JiaweiZhuang / xESMF

Universal Regridder for Geospatial Data
http://xesmf.readthedocs.io/
MIT License
269 stars 49 forks source link

Invoking xesmf with mpirun #79

Closed nichannah closed 4 years ago

nichannah commented 4 years ago

I am using mpirun to run my Python program across multiple nodes in a cluster. Each instance of the program uses MPI to determine it's own rank and the number of processes but nothing else. Each program also uses xESMF to do some regridding.

The problem is that the underlying ESMF library then tries to decompose the regridding task across the ranks. xESMF does not handle this and will have an error.

Since xESMF does not support parallel regridding (yet) - is there a way to ensure that the underlying library does not try to do this?

Any thoughts or work-around ideas would be much appreciated.

JiaweiZhuang commented 4 years ago

Each instance of the program uses MPI to determine it's own rank and the number of processes but nothing else.
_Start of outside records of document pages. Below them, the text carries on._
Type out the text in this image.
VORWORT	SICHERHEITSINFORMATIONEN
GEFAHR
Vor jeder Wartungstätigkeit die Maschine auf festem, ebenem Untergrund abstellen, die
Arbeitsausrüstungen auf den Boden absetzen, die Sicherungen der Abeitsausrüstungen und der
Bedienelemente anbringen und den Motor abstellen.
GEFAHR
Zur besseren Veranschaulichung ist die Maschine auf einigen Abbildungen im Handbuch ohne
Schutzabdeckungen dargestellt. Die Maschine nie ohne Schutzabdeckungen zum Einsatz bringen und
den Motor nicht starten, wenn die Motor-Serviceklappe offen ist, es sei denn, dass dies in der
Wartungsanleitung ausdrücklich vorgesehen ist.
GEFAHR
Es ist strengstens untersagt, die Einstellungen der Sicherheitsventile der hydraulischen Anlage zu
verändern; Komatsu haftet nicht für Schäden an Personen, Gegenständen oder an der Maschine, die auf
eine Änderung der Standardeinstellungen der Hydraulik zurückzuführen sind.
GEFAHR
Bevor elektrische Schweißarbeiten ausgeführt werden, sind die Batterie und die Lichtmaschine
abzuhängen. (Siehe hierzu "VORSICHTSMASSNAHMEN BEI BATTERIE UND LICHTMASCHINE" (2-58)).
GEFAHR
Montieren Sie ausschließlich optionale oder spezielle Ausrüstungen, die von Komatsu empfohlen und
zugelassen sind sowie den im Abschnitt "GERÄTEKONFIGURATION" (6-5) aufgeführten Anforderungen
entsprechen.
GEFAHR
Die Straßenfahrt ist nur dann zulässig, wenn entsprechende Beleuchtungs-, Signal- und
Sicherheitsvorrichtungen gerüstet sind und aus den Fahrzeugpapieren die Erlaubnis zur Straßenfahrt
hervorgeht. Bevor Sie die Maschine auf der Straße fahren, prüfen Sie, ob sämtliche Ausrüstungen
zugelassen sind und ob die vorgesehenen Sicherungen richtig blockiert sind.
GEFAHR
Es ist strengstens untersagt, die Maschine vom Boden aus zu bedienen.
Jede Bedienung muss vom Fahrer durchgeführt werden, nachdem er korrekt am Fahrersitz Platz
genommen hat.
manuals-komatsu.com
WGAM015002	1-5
So you don't need any inter-process communication using mpi4py? In that case I would suggest not using mpirun to launch your python script, but using a scheduler feature like Slurm Job Array Support and get your job ID via os.environ['SLURM_ARRAY_TASK_ID'].

Since xESMF does not support parallel regridding (yet)
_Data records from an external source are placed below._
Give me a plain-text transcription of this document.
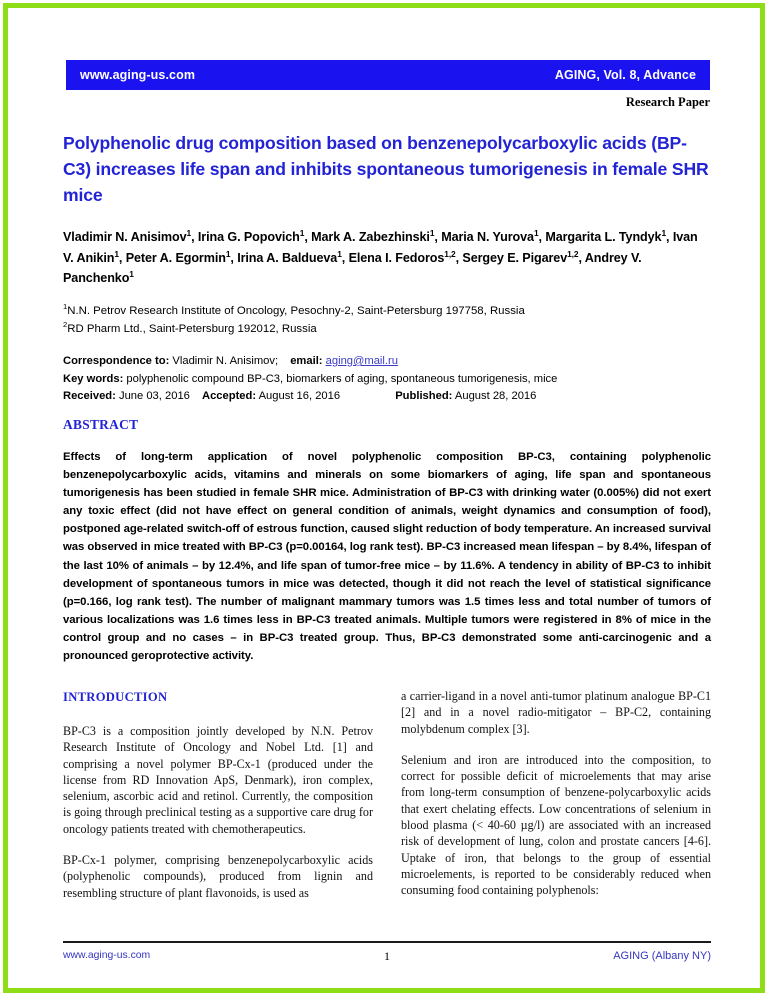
www.aging-us.com	AGING, Vol. 8, Advance
Research Paper
Polyphenolic drug composition based on benzenepolycarboxylic acids (BP-C3) increases life span and inhibits spontaneous tumorigenesis in female SHR mice
Vladimir N. Anisimov$^1$, Irina G. Popovich$^1$, Mark A. Zabezhinski$^1$, Maria N. Yurova$^1$, Margarita L. Tyndyk$^1$, Ivan V. Anikin$^1$, Peter A. Egormin$^1$, Irina A. Baldueva$^1$, Elena I. Fedoros$^{1,2}$, Sergey E. Pigarev$^{1,2}$, Andrey V. Panchenko$^1$
$^1$N.N. Petrov Research Institute of Oncology, Pesochny-2, Saint-Petersburg 197758, Russia
$^2$RD Pharm Ltd., Saint-Petersburg 192012, Russia
Correspondence to: Vladimir N. Anisimov; email: aging@mail.ru
Key words: polyphenolic compound BP-C3, biomarkers of aging, spontaneous tumorigenesis, mice
Received: June 03, 2016 Accepted: August 16, 2016	Published: August 28, 2016
ABSTRACT
Effects of long-term application of novel polyphenolic composition BP-C3, containing polyphenolic benzenepolycarboxylic acids, vitamins and minerals on some biomarkers of aging, life span and spontaneous tumorigenesis has been studied in female SHR mice. Administration of BP-C3 with drinking water (0.005%) did not exert any toxic effect (did not have effect on general condition of animals, weight dynamics and consumption of food), postponed age-related switch-off of estrous function, caused slight reduction of body temperature. An increased survival was observed in mice treated with BP-C3 (p=0.00164, log rank test). BP-C3 increased mean lifespan – by 8.4%, lifespan of the last 10% of animals – by 12.4%, and life span of tumor-free mice – by 11.6%. A tendency in ability of BP-C3 to inhibit development of spontaneous tumors in mice was detected, though it did not reach the level of statistical significance (p=0.166, log rank test). The number of malignant mammary tumors was 1.5 times less and total number of tumors of various localizations was 1.6 times less in BP-C3 treated animals. Multiple tumors were registered in 8% of mice in the control group and no cases – in BP-C3 treated group. Thus, BP-C3 demonstrated some anti-carcinogenic and a pronounced geroprotective activity.
INTRODUCTION

BP-C3 is a composition jointly developed by N.N. Petrov Research Institute of Oncology and Nobel Ltd. [1] and comprising a novel polymer BP-Cx-1 (produced under the license from RD Innovation ApS, Denmark), iron complex, selenium, ascorbic acid and retinol. Currently, the composition is going through preclinical testing as a supportive care drug for oncology patients treated with chemotherapeutics.

BP-Cx-1 polymer, comprising benzenepolycarboxylic acids (polyphenolic compounds), produced from lignin and resembling structure of plant flavonoids, is used as

a carrier-ligand in a novel anti-tumor platinum analogue BP-C1 [2] and in a novel radio-mitigator – BP-C2, containing molybdenum complex [3].

Selenium and iron are introduced into the composition, to correct for possible deficit of microelements that may arise from long-term consumption of benzene-polycarboxylic acids that exert chelating effects. Low concentrations of selenium in blood plasma (< 40-60 µg/l) are associated with an increased risk of development of lung, colon and prostate cancers [4-6]. Uptake of iron, that belongs to the group of essential microelements, is reported to be considerably reduced when consuming food containing polyphenols:

www.aging-us.com	1	AGING (Albany NY)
Parallel weight construction is not supported yet, but the weights can be apply in parallel via Dask. See a long discussion at #3.
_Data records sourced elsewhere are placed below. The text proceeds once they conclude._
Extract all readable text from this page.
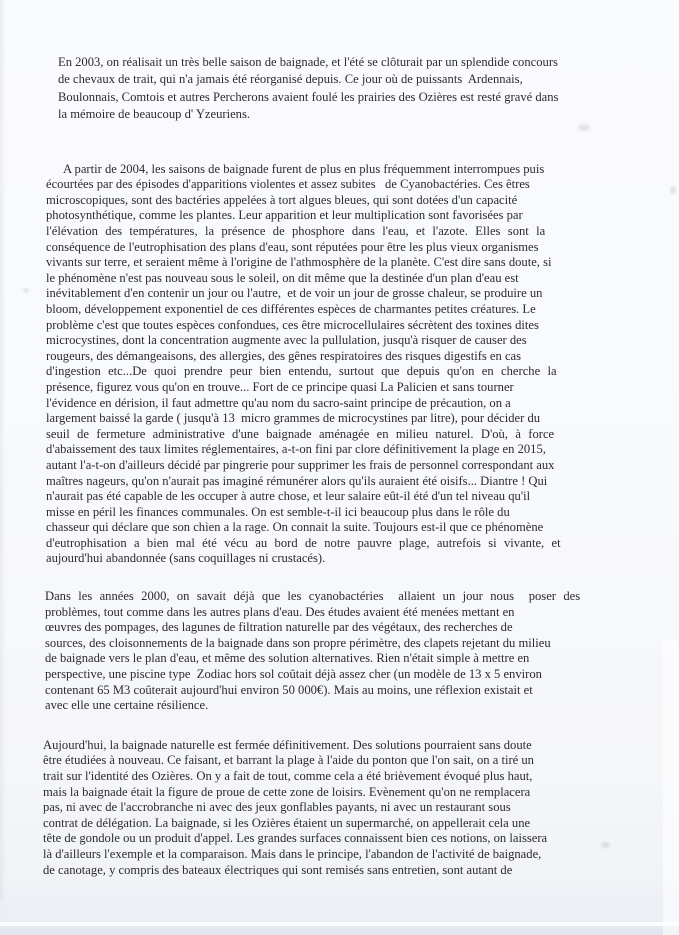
En 2003, on réalisait un très belle saison de baignade, et l'été se clôturait par un splendide concours
de chevaux de trait, qui n'a jamais été réorganisé depuis. Ce jour où de puissants  Ardennais,
Boulonnais, Comtois et autres Percherons avaient foulé les prairies des Ozières est resté gravé dans
la mémoire de beaucoup d' Yzeuriens.
A partir de 2004, les saisons de baignade furent de plus en plus fréquemment interrompues puis
écourtées par des épisodes d'apparitions violentes et assez subites   de Cyanobactéries. Ces êtres
microscopiques, sont des bactéries appelées à tort algues bleues, qui sont dotées d'un capacité
photosynthétique, comme les plantes. Leur apparition et leur multiplication sont favorisées par
l'élévation des températures, la présence de phosphore dans l'eau, et l'azote. Elles sont la
conséquence de l'eutrophisation des plans d'eau, sont réputées pour être les plus vieux organismes
vivants sur terre, et seraient même à l'origine de l'athmosphère de la planète. C'est dire sans doute, si
le phénomène n'est pas nouveau sous le soleil, on dit même que la destinée d'un plan d'eau est
inévitablement d'en contenir un jour ou l'autre,  et de voir un jour de grosse chaleur, se produire un
bloom, développement exponentiel de ces différentes espèces de charmantes petites créatures. Le
problème c'est que toutes espèces confondues, ces être microcellulaires sécrètent des toxines dites
microcystines, dont la concentration augmente avec la pullulation, jusqu'à risquer de causer des
rougeurs, des démangeaisons, des allergies, des gênes respiratoires des risques digestifs en cas
d'ingestion etc...De quoi prendre peur bien entendu, surtout que depuis qu'on en cherche la
présence, figurez vous qu'on en trouve... Fort de ce principe quasi La Palicien et sans tourner
l'évidence en dérision, il faut admettre qu'au nom du sacro-saint principe de précaution, on a
largement baissé la garde ( jusqu'à 13  micro grammes de microcystines par litre), pour décider du
seuil de fermeture administrative d'une baignade aménagée en milieu naturel. D'où, à force
d'abaissement des taux limites réglementaires, a-t-on fini par clore définitivement la plage en 2015,
autant l'a-t-on d'ailleurs décidé par pingrerie pour supprimer les frais de personnel correspondant aux
maîtres nageurs, qu'on n'aurait pas imaginé rémunérer alors qu'ils auraient été oisifs... Diantre ! Qui
n'aurait pas été capable de les occuper à autre chose, et leur salaire eût-il été d'un tel niveau qu'il
misse en péril les finances communales. On est semble-t-il ici beaucoup plus dans le rôle du
chasseur qui déclare que son chien a la rage. On connait la suite. Toujours est-il que ce phénomène
d'eutrophisation a bien mal été vécu au bord de notre pauvre plage, autrefois si vivante, et
aujourd'hui abandonnée (sans coquillages ni crustacés).
Dans les années 2000, on savait déjà que les cyanobactéries  allaient un jour nous  poser des
problèmes, tout comme dans les autres plans d'eau. Des études avaient été menées mettant en
œuvres des pompages, des lagunes de filtration naturelle par des végétaux, des recherches de
sources, des cloisonnements de la baignade dans son propre périmètre, des clapets rejetant du milieu
de baignade vers le plan d'eau, et même des solution alternatives. Rien n'était simple à mettre en
perspective, une piscine type  Zodiac hors sol coûtait déjà assez cher (un modèle de 13 x 5 environ
contenant 65 M3 coûterait aujourd'hui environ 50 000€). Mais au moins, une réflexion existait et
avec elle une certaine résilience.
Aujourd'hui, la baignade naturelle est fermée définitivement. Des solutions pourraient sans doute
être étudiées à nouveau. Ce faisant, et barrant la plage à l'aide du ponton que l'on sait, on a tiré un
trait sur l'identité des Ozières. On y a fait de tout, comme cela a été brièvement évoqué plus haut,
mais la baignade était la figure de proue de cette zone de loisirs. Evènement qu'on ne remplacera
pas, ni avec de l'accrobranche ni avec des jeux gonflables payants, ni avec un restaurant sous
contrat de délégation. La baignade, si les Ozières étaient un supermarché, on appellerait cela une
tête de gondole ou un produit d'appel. Les grandes surfaces connaissent bien ces notions, on laissera
là d'ailleurs l'exemple et la comparaison. Mais dans le principe, l'abandon de l'activité de baignade,
de canotage, y compris des bateaux électriques qui sont remisés sans entretien, sont autant de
Does your use case actually need MPI-style parallelization? If the data can be chunked in vertical/time dimension, Dask should be sufficient. Any reason for having to chunk in the horizontal?

nichannah commented 4 years ago

@JiaweiZhuang thank you for the very quick reply and useful suggestions.

Yes that is correct, the only reason to use MPI-style parallelization is to launch across multiple nodes.

The SLURM suggestion is a good one, and this is what I'm doing on a cluster that has that installed. However I also need to get it running on a PBS cluster system which uses MPI to do task launching.

I have tried disconnecting the MPI communicator (comm.Disconnect()) after start-up but this seems to crash ESMF with a seg fault.

nichannah commented 4 years ago

OK, I think you've answered this. The best approach is probably to use job arrays. An alternative might be use ESMF compiled without mpi support.